The usually thoughtful Williams invokes race and gets it exactly wrong. Obama is not being held to a higher standard, he is being held to a lower standard, at least by a number of voting blocs. Let's look at the demographics: older white males, blacks, females, young voters. Which group is more likely to hold Obama accountable for four years in which the economy did not recover, unemployment was consistently high and gas prices averaged $4/gallon? We would argue that older white males who grew up in working environments where accountability in job performance was an everyday reality. Screw up on the job and you do not get that raise or that promotion. There is no place to hide and your buddies often cannot save you. Screw up too much and you get fired. Now look at the other groups - blacks, females and the young. All are more likely to give the president a pass on performance for a wide variety of cultural reasons (e.g. the desire to not see the nation's first black president fail; persistent depictions of the president's opponents as vindictive or worse, racist; the president's "likability"; compassion, etc.)


Speechless
(Obama) had nothing to say about America's culture of violence—its movies, TV shows and videogames. Excuse me, there will be a study of videogames; they are going to do "research" on whether seeing 10,000 heads explode on video screens every day might lead unstable young men to think about making heads explode. You'll need a real genius to figure that out. (Peggy Noonan, WSJ, 1/18/2013)

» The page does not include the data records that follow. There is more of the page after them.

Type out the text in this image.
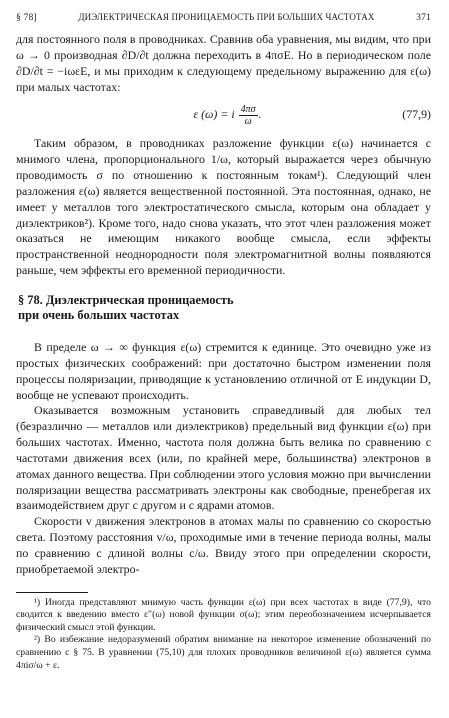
§ 78]	ДИЭЛЕКТРИЧЕСКАЯ ПРОНИЦАЕМОСТЬ ПРИ БОЛЬШИХ ЧАСТОТАХ	371

для постоянного поля в проводниках. Сравнив оба уравнения, мы видим, что при ω → 0 производная ∂D/∂t должна переходить в 4πσE. Но в периодическом поле ∂D/∂t = −iωεE, и мы приходим к следующему предельному выражению для ε(ω) при малых частотах:

ε (ω) = i $\frac{4\pi\sigma}{\omega}$ .	(77,9)

Таким образом, в проводниках разложение функции ε(ω) начинается с мнимого члена, пропорционального 1/ω, который выражается через обычную проводимость σ по отношению к постоянным токам¹). Следующий член разложения ε(ω) является вещественной постоянной. Эта постоянная, однако, не имеет у металлов того электростатического смысла, которым она обладает у диэлектриков²). Кроме того, надо снова указать, что этот член разложения может оказаться не имеющим никакого вообще смысла, если эффекты пространственной неоднородности поля электромагнитной волны появляются раньше, чем эффекты его временной периодичности.

§ 78. Диэлектрическая проницаемость
при очень больших частотах

В пределе ω → ∞ функция ε(ω) стремится к единице. Это очевидно уже из простых физических соображений: при достаточно быстром изменении поля процессы поляризации, приводящие к установлению отличной от E индукции D, вообще не успевают происходить.

Оказывается возможным установить справедливый для любых тел (безразлично — металлов или диэлектриков) предельный вид функции ε(ω) при больших частотах. Именно, частота поля должна быть велика по сравнению с частотами движения всех (или, по крайней мере, большинства) электронов в атомах данного вещества. При соблюдении этого условия можно при вычислении поляризации вещества рассматривать электроны как свободные, пренебрегая их взаимодействием друг с другом и с ядрами атомов.

Скорости v движения электронов в атомах малы по сравнению со скоростью света. Поэтому расстояния v/ω, проходимые ими в течение периода волны, малы по сравнению с длиной волны c/ω. Ввиду этого при определении скорости, приобретаемой электро-

¹) Иногда представляют мнимую часть функции ε(ω) при всех частотах в виде (77,9), что сводится к введению вместо ε″(ω) новой функции σ(ω); этим переобозначением исчерпывается физический смысл этой функции.

²) Во избежание недоразумений обратим внимание на некоторое изменение обозначений по сравнению с § 75. В уравнении (75,10) для плохих проводников величиной ε(ω) является сумма 4πiσ/ω + ε.
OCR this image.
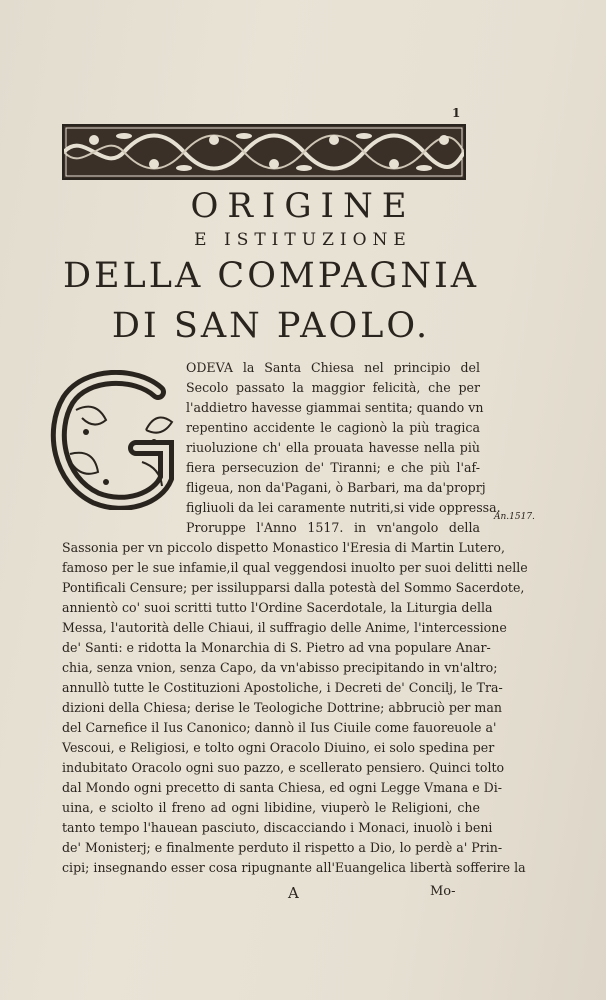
1
ORIGINE
E ISTITUZIONE
DELLA COMPAGNIA
DI SAN PAOLO.
ODEVA la Santa Chiesa nel principio del
Secolo passato la maggior felicità, che per
l'addietro havesse giammai sentita; quando vn
repentino accidente le cagionò la più tragica
riuoluzione ch' ella prouata havesse nella più
fiera persecuzion de' Tiranni; e che più l'af-
fligeua, non da'Pagani, ò Barbari, ma da'proprj
figliuoli da lei caramente nutriti,si vide oppressa.
Proruppe l'Anno 1517. in vn'angolo della
An.1517.
Sassonia per vn piccolo dispetto Monastico l'Eresia di Martin Lutero,
famoso per le sue infamie,il qual veggendosi inuolto per suoi delitti nelle
Pontificali Censure; per issilupparsi dalla potestà del Sommo Sacerdote,
annientò co' suoi scritti tutto l'Ordine Sacerdotale, la Liturgia della
Messa, l'autorità delle Chiaui, il suffragio delle Anime, l'intercessione
de' Santi: e ridotta la Monarchia di S. Pietro ad vna populare Anar-
chia, senza vnion, senza Capo, da vn'abisso precipitando in vn'altro;
annullò tutte le Costituzioni Apostoliche, i Decreti de' Concilj, le Tra-
dizioni della Chiesa; derise le Teologiche Dottrine; abbruciò per man
del Carnefice il Ius Canonico; dannò il Ius Ciuile come fauoreuole a'
Vescoui, e Religiosi, e tolto ogni Oracolo Diuino, ei solo spedina per
indubitato Oracolo ogni suo pazzo, e scellerato pensiero. Quinci tolto
dal Mondo ogni precetto di santa Chiesa, ed ogni Legge Vmana e Di-
uina, e sciolto il freno ad ogni libidine, viuperò le Religioni, che
tanto tempo l'hauean pasciuto, discacciando i Monaci, inuolò i beni
de' Monisterj; e finalmente perduto il rispetto a Dio, lo perdè a' Prin-
cipi; insegnando esser cosa ripugnante all'Euangelica libertà sofferire la
A	Mo-
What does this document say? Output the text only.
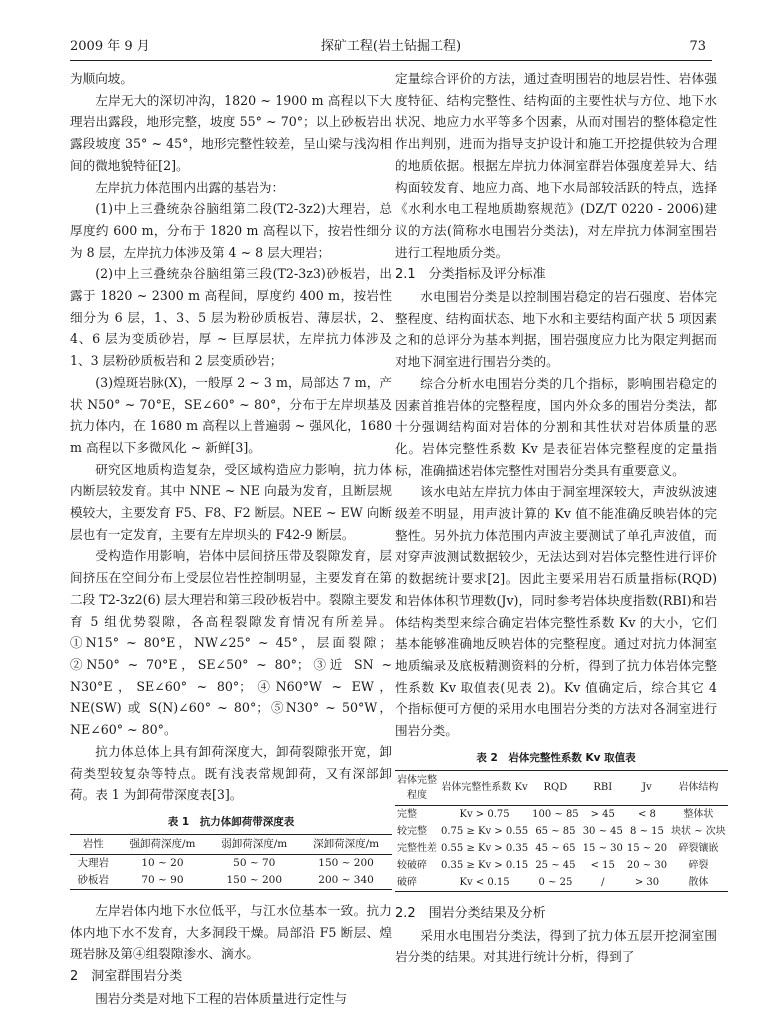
2009 年 9 月	探矿工程(岩土钻掘工程)	73

为顺向坡。

左岸无大的深切冲沟，1820 ~ 1900 m 高程以下大理岩出露段，地形完整，坡度 55° ~ 70°；以上砂板岩出露段坡度 35° ~ 45°，地形完整性较差，呈山梁与浅沟相间的微地貌特征[2]。

左岸抗力体范围内出露的基岩为：

(1)中上三叠统杂谷脑组第二段(T2-3z2)大理岩，总厚度约 600 m，分布于 1820 m 高程以下，按岩性细分为 8 层，左岸抗力体涉及第 4 ~ 8 层大理岩；

(2)中上三叠统杂谷脑组第三段(T2-3z3)砂板岩，出露于 1820 ~ 2300 m 高程间，厚度约 400 m，按岩性细分为 6 层，1、3、5 层为粉砂质板岩、薄层状，2、4、6 层为变质砂岩，厚 ~ 巨厚层状，左岸抗力体涉及 1、3 层粉砂质板岩和 2 层变质砂岩；

(3)煌斑岩脉(X)，一般厚 2 ~ 3 m，局部达 7 m，产状 N50° ~ 70°E，SE∠60° ~ 80°，分布于左岸坝基及抗力体内，在 1680 m 高程以上普遍弱 ~ 强风化，1680 m 高程以下多微风化 ~ 新鲜[3]。

研究区地质构造复杂，受区域构造应力影响，抗力体内断层较发育。其中 NNE ~ NE 向最为发育，且断层规模较大，主要发育 F5、F8、F2 断层。NEE ~ EW 向断层也有一定发育，主要有左岸坝头的 F42-9 断层。

受构造作用影响，岩体中层间挤压带及裂隙发育，层间挤压在空间分布上受层位岩性控制明显，主要发育在第二段 T2-3z2(6) 层大理岩和第三段砂板岩中。裂隙主要发育 5 组优势裂隙，各高程裂隙发育情况有所差异。①N15° ~ 80°E，NW∠25° ~ 45°，层面裂隙；②N50° ~ 70°E，SE∠50° ~ 80°；③近 SN ~ N30°E，SE∠60° ~ 80°；④N60°W ~ EW，NE(SW) 或 S(N)∠60° ~ 80°；⑤N30° ~ 50°W，NE∠60° ~ 80°。

抗力体总体上具有卸荷深度大，卸荷裂隙张开宽，卸荷类型较复杂等特点。既有浅表常规卸荷，又有深部卸荷。表 1 为卸荷带深度表[3]。

表 1　抗力体卸荷带深度表
岩性	强卸荷深度/m	弱卸荷深度/m	深卸荷深度/m
大理岩	10 ~ 20	50 ~ 70	150 ~ 200
砂板岩	70 ~ 90	150 ~ 200	200 ~ 340

左岸岩体内地下水位低平，与江水位基本一致。抗力体内地下水不发育，大多洞段干燥。局部沿 F5 断层、煌斑岩脉及第④组裂隙渗水、滴水。

2　洞室群围岩分类

围岩分类是对地下工程的岩体质量进行定性与

定量综合评价的方法，通过查明围岩的地层岩性、岩体强度特征、结构完整性、结构面的主要性状与方位、地下水状况、地应力水平等多个因素，从而对围岩的整体稳定性作出判别，进而为指导支护设计和施工开挖提供较为合理的地质依据。根据左岸抗力体洞室群岩体强度差异大、结构面较发育、地应力高、地下水局部较活跃的特点，选择《水利水电工程地质勘察规范》(DZ/T 0220 - 2006)建议的方法(简称水电围岩分类法)，对左岸抗力体洞室围岩进行工程地质分类。

2.1　分类指标及评分标准

水电围岩分类是以控制围岩稳定的岩石强度、岩体完整程度、结构面状态、地下水和主要结构面产状 5 项因素之和的总评分为基本判据，围岩强度应力比为限定判据而对地下洞室进行围岩分类的。

综合分析水电围岩分类的几个指标，影响围岩稳定的因素首推岩体的完整程度，国内外众多的围岩分类法，都十分强调结构面对岩体的分割和其性状对岩体质量的恶化。岩体完整性系数 Kv 是表征岩体完整程度的定量指标，准确描述岩体完整性对围岩分类具有重要意义。

该水电站左岸抗力体由于洞室埋深较大，声波纵波速级差不明显，用声波计算的 Kv 值不能准确反映岩体的完整性。另外抗力体范围内声波主要测试了单孔声波值，而对穿声波测试数据较少，无法达到对岩体完整性进行评价的数据统计要求[2]。因此主要采用岩石质量指标(RQD)和岩体体积节理数(Jv)，同时参考岩体块度指数(RBI)和岩体结构类型来综合确定岩体完整性系数 Kv 的大小，它们基本能够准确地反映岩体的完整程度。通过对抗力体洞室地质编录及底板精测资料的分析，得到了抗力体岩体完整性系数 Kv 取值表(见表 2)。Kv 值确定后，综合其它 4 个指标便可方便的采用水电围岩分类的方法对各洞室进行围岩分类。

表 2　岩体完整性系数 Kv 取值表
岩体完整程度	岩体完整性系数 Kv	RQD	RBI	Jv	岩体结构
完整	Kv > 0.75	100 ~ 85	> 45	< 8	整体状
较完整	0.75 ≥ Kv > 0.55	65 ~ 85	30 ~ 45	8 ~ 15	块状 ~ 次块
完整性差	0.55 ≥ Kv > 0.35	45 ~ 65	15 ~ 30	15 ~ 20	碎裂镶嵌
较破碎	0.35 ≥ Kv > 0.15	25 ~ 45	< 15	20 ~ 30	碎裂
破碎	Kv < 0.15	0 ~ 25	/	> 30	散体

2.2　围岩分类结果及分析

采用水电围岩分类法，得到了抗力体五层开挖洞室围岩分类的结果。对其进行统计分析，得到了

Exactly. Which reminds us of how we expect that Liberals will react the next time that there is a shooting (God forbid) with a weapon other than an AR 15. They will seek to ban it. And then their reaction the next time there is a shooting (God forbid) with another type of weapon?  You see where we are going on this. Liberals would rather approach each mass murder as a separate event which needs a legislative fix. They avoid the hard work of looking at American culture starting with their friends in Hollywood and in the gaming industry who bankroll them.